LaValley has turned his knowledge of the national economy to use in building his business, even during the worst of the recession, to the point where now he has 100 trucks based at his Potsdam yard at 20 Madrid Ave. and another 45 at terminals in Ohio and California.
While he managed to take advantage of the downturn to buy equipment from haulers getting out of the business, he admits he missed the early signs of the economic downturn a few years ago.
“2007 was great, and then one day it just started slowing down. Everyone started competitive pricing, trying to keep their trucks busy, but they couldn’t make money,” LaValley said.

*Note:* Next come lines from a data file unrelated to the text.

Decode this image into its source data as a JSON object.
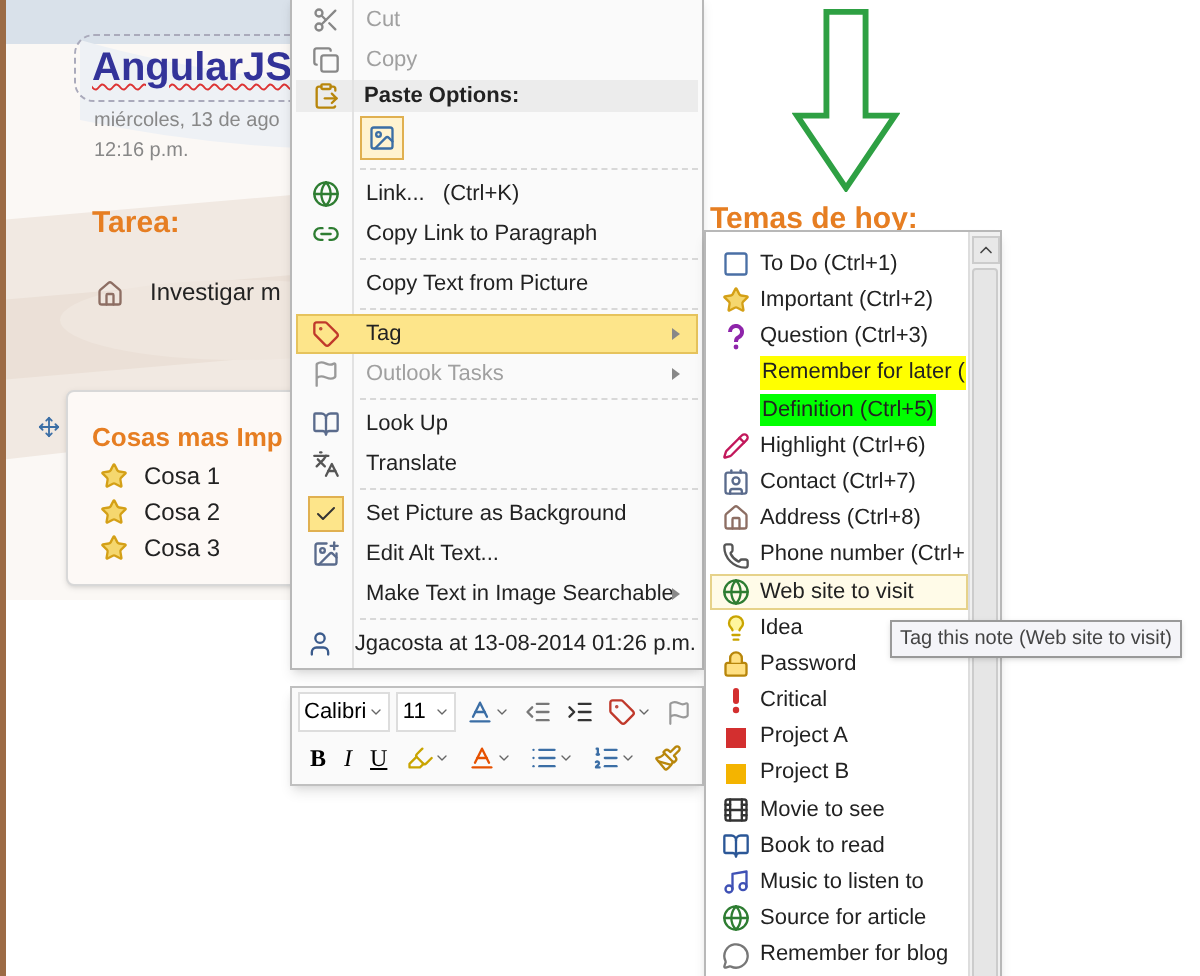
{
  "page": {
    "title": "AngularJS",
    "date": "miércoles, 13 de ago",
    "time": "12:16 p.m.",
    "task_heading": "Tarea:",
    "task": "Investigar m",
    "topics_heading": "Temas de hoy:",
    "box": {
      "heading": "Cosas mas Imp",
      "items": [
        "Cosa 1",
        "Cosa 2",
        "Cosa 3"
      ]
    }
  },
  "context_menu": {
    "items": [
      {
        "kind": "item",
        "label": "Cut",
        "disabled": true,
        "selected": false,
        "checked": false,
        "submenu": false
      },
      {
        "kind": "item",
        "label": "Copy",
        "disabled": true,
        "selected": false,
        "checked": false,
        "submenu": false
      },
      {
        "kind": "header",
        "label": "Paste Options:"
      },
      {
        "kind": "paste"
      },
      {
        "kind": "separator"
      },
      {
        "kind": "item",
        "label": "Link...",
        "shortcut": "(Ctrl+K)",
        "disabled": false,
        "selected": false,
        "checked": false,
        "submenu": false
      },
      {
        "kind": "item",
        "label": "Copy Link to Paragraph",
        "disabled": false,
        "selected": false,
        "checked": false,
        "submenu": false
      },
      {
        "kind": "separator"
      },
      {
        "kind": "item",
        "label": "Copy Text from Picture",
        "disabled": false,
        "selected": false,
        "checked": false,
        "submenu": false
      },
      {
        "kind": "separator"
      },
      {
        "kind": "item",
        "label": "Tag",
        "disabled": false,
        "selected": true,
        "checked": false,
        "submenu": true
      },
      {
        "kind": "item",
        "label": "Outlook Tasks",
        "disabled": true,
        "selected": false,
        "checked": false,
        "submenu": true
      },
      {
        "kind": "separator"
      },
      {
        "kind": "item",
        "label": "Look Up",
        "disabled": false,
        "selected": false,
        "checked": false,
        "submenu": false
      },
      {
        "kind": "item",
        "label": "Translate",
        "disabled": false,
        "selected": false,
        "checked": false,
        "submenu": false
      },
      {
        "kind": "separator"
      },
      {
        "kind": "item",
        "label": "Set Picture as Background",
        "disabled": false,
        "selected": false,
        "checked": true,
        "submenu": false
      },
      {
        "kind": "item",
        "label": "Edit Alt Text...",
        "disabled": false,
        "selected": false,
        "checked": false,
        "submenu": false
      },
      {
        "kind": "item",
        "label": "Make Text in Image Searchable",
        "disabled": false,
        "selected": false,
        "checked": false,
        "submenu": true
      },
      {
        "kind": "separator"
      },
      {
        "kind": "item",
        "label": "Jgacosta at 13-08-2014 01:26 p.m.",
        "disabled": false,
        "selected": false,
        "checked": false,
        "submenu": false
      }
    ]
  },
  "mini_toolbar": {
    "font": "Calibri",
    "size": "11",
    "bold": "B",
    "italic": "I",
    "underline": "U"
  },
  "tags": {
    "items": [
      {
        "label": "To Do (Ctrl+1)",
        "selected": false
      },
      {
        "label": "Important (Ctrl+2)",
        "selected": false
      },
      {
        "label": "Question (Ctrl+3)",
        "selected": false
      },
      {
        "label": "Remember for later (",
        "selected": false,
        "color": "#ffff00"
      },
      {
        "label": "Definition (Ctrl+5)",
        "selected": false,
        "color": "#00ff00"
      },
      {
        "label": "Highlight (Ctrl+6)",
        "selected": false
      },
      {
        "label": "Contact (Ctrl+7)",
        "selected": false
      },
      {
        "label": "Address (Ctrl+8)",
        "selected": false
      },
      {
        "label": "Phone number (Ctrl+",
        "selected": false
      },
      {
        "label": "Web site to visit",
        "selected": true
      },
      {
        "label": "Idea",
        "selected": false
      },
      {
        "label": "Password",
        "selected": false
      },
      {
        "label": "Critical",
        "selected": false
      },
      {
        "label": "Project A",
        "selected": false
      },
      {
        "label": "Project B",
        "selected": false
      },
      {
        "label": "Movie to see",
        "selected": false
      },
      {
        "label": "Book to read",
        "selected": false
      },
      {
        "label": "Music to listen to",
        "selected": false
      },
      {
        "label": "Source for article",
        "selected": false
      },
      {
        "label": "Remember for blog",
        "selected": false
      }
    ]
  },
  "tooltip": "Tag this note (Web site to visit)"
}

“We knew it would last for a while, and ’08 and ’09 were very lean years. But in 2010 we began to pick up a bunch more work.”
He said he got a contract with plumbing fixture manufacturer Koehler. “We bid aggressively. We bought equipment, because most people in the business were downsizing and had equipment for sale, very reasonably priced. New equipment was also aggressively priced by manufacturers, who were trying to capture market share. A trailer priced at $26,000 in the fall of 2010 costs $31,000 now.”
“We knew the economy wouldn’t stay down forever. The world doesn’t stop spinning. The pace was off, but people were still buying cars. People had to eat. And it’s definitely coming back.”
LaValley said during the worst of the slowdown, manufacturers were shipping much less because “their inventory piled up. They were stockpiling it. Well, suddenly it’s ship, ship, ship. And their inventory is dropping, and they’re manufacturing more, and the general public is being called back to work.”
He said by late 2009 and early 2010, he “saw things starting, and we knew the Koehler contract would see us through.”
And now, he says, new business continues to come in.